Don’t get me wrong; even though Dion’s plan gets a good share of its revenue from industry with no increased taxation on drivers at the pump, it will not have the strength to deliver us from the market’s monopolistic orientation, where technological applications are controlled by fat cats.  But it will give us a small crack to squeeze de-commodified energy through our own participatory economic network (see the Federated Participatory Coops – dual-power strategy – in regards MeFCoop particularly). 

            Of course, the time-honored tradition of Liberal campaigning from the left with governance from the right must be remembered here. Although with this ‘Green Shift’ policy being the central Liberal campaign plank you’d think they’d be hard pressed to betray it especially if they’re given a bare minority government, which is the only likely scenario in Canadian politics right now. 

            The Liberal’s ‘Green Shift’ gives us low income earners a %10 income tax break to the tune of $15.3 billion, but weighs industry down with $10 per ton of carbon that rises to $40 within 4 years.  This also has the benefit of not handing an immediate cap & trade market scheme for corporate players to get rich on.  This is a real anchor to the centralized energy corporations and a freeing of dollars for consumers to make different choices for their energy needs.

Enter on-site (under your car hood) electrolysis of hydrogen: Many garage scientists have developed inexpensive devices that achieve high-frequency electrolysis off of mere half to 12 amps (what an average car alternator puts out).

The on-site hydrogen devices are perfect for a participatory economic federation: they’re cheap to produce and only require a water refill every couple of weeks. The outcome would be the de-commodification of energy, which should prove a major blow to market capitalism and fractional reserve currencies.  Mass dissemination of the technology has come up against market capitalism’s need for oil spending by the public and thus has been suppressed for a long time. Lead inventor Stan Meyers has experienced this first hand.
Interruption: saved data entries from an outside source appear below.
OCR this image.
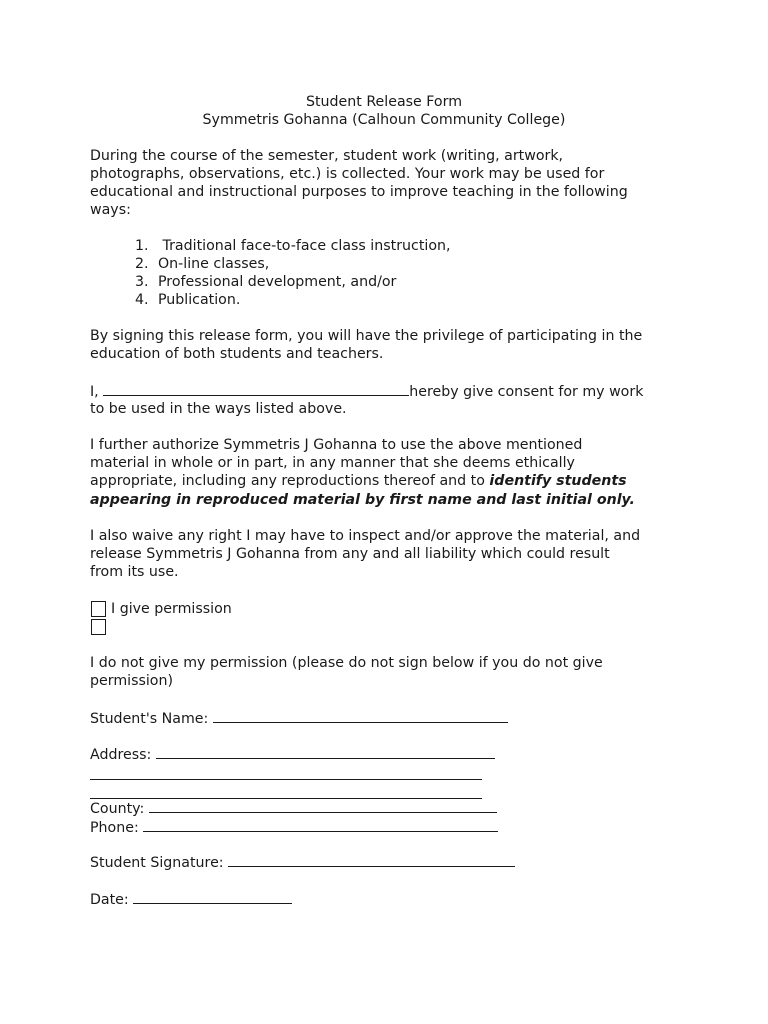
Student Release Form
Symmetris Gohanna (Calhoun Community College)
During the course of the semester, student work (writing, artwork,
photographs, observations, etc.) is collected. Your work may be used for
educational and instructional purposes to improve teaching in the following
ways:
1. Traditional face-to-face class instruction,
2. On-line classes,
3. Professional development, and/or
4. Publication.
By signing this release form, you will have the privilege of participating in the
education of both students and teachers.
I,	hereby give consent for my work
to be used in the ways listed above.
I further authorize Symmetris J Gohanna to use the above mentioned
material in whole or in part, in any manner that she deems ethically
appropriate, including any reproductions thereof and to identify students
appearing in reproduced material by first name and last initial only.
I also waive any right I may have to inspect and/or approve the material, and
release Symmetris J Gohanna from any and all liability which could result
from its use.
I give permission
I do not give my permission (please do not sign below if you do not give
permission)
Student's Name:
Address:
County:
Phone:
Student Signature:
Date:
Markets are so leveraged they would likely collapse without that real money velocity on the constant oil trade.  The capitalist legal system (possession – property – is 9/10ths of the law) is of course a problem, but a patent in the parecon federated structure with proper legal resources could defend us long enough (a decade in delays and appeals) to disseminate the technology widely.  Special attention may have to be given to the judiciary to ensure judges don’t contravene their own law too heavily in trying to put down socialist economic infrastructure.

The legal division of the proposed Memes Facilitation Co-op (MeFCoop – see the Federated Participatory Co-ops (FPC) white paper) could maintain the legal front via its large revenue streams from its contracts with the credit unions and large co-ops that form the ‘Stage 1’ FPC economic network.  MeFCoop’s power would have to be large to protect the advancement of socially governed economic capacity.  Free energy, while a cornerstone technology of ‘the commons’, is but one of the new orientations to socially governed productive assets that we will have to advent in order to escape corporate-market controlled economics.

The Liberal platform being scaled back to childcare benefit cheques from their old policy of universal childcare would also be a huge gift to Federated Participatory Co-ops, as it would give a participatory economic network large government subsidies to create a daycare network that could be tied into families’ patronage of Participatory Co-ops.  So if you are a family that holds an account, mortgage, insurance policy, etc., with an FPC credit union, shops with our grocery and big-box (MEC and REI) apparel co-ops, you could have a progressive subsidy in Participatory Day Cares. This could bring a family down from, say, $25 (for those with no FPC patronage record) to $5 a day per child.  This is an incentive for families to tie into the revolution… Families that spend a lot of income (without much savings capacity) on the kind of staple industries that a participatory economic federation would have to prioritize in the development of a strong foundation.  A good partnership with the added bonus of advancing educational institutions with trajectories towards a participatory, just society.

Let’s get this creative… Let’s get our own economic capacity so that we can maneuver constructive policy around the opportunities that the corporate state presents to us.  The hard organizing for our own institutions, so we can point to better alternatives than neoliberal ones, could prove quite useful.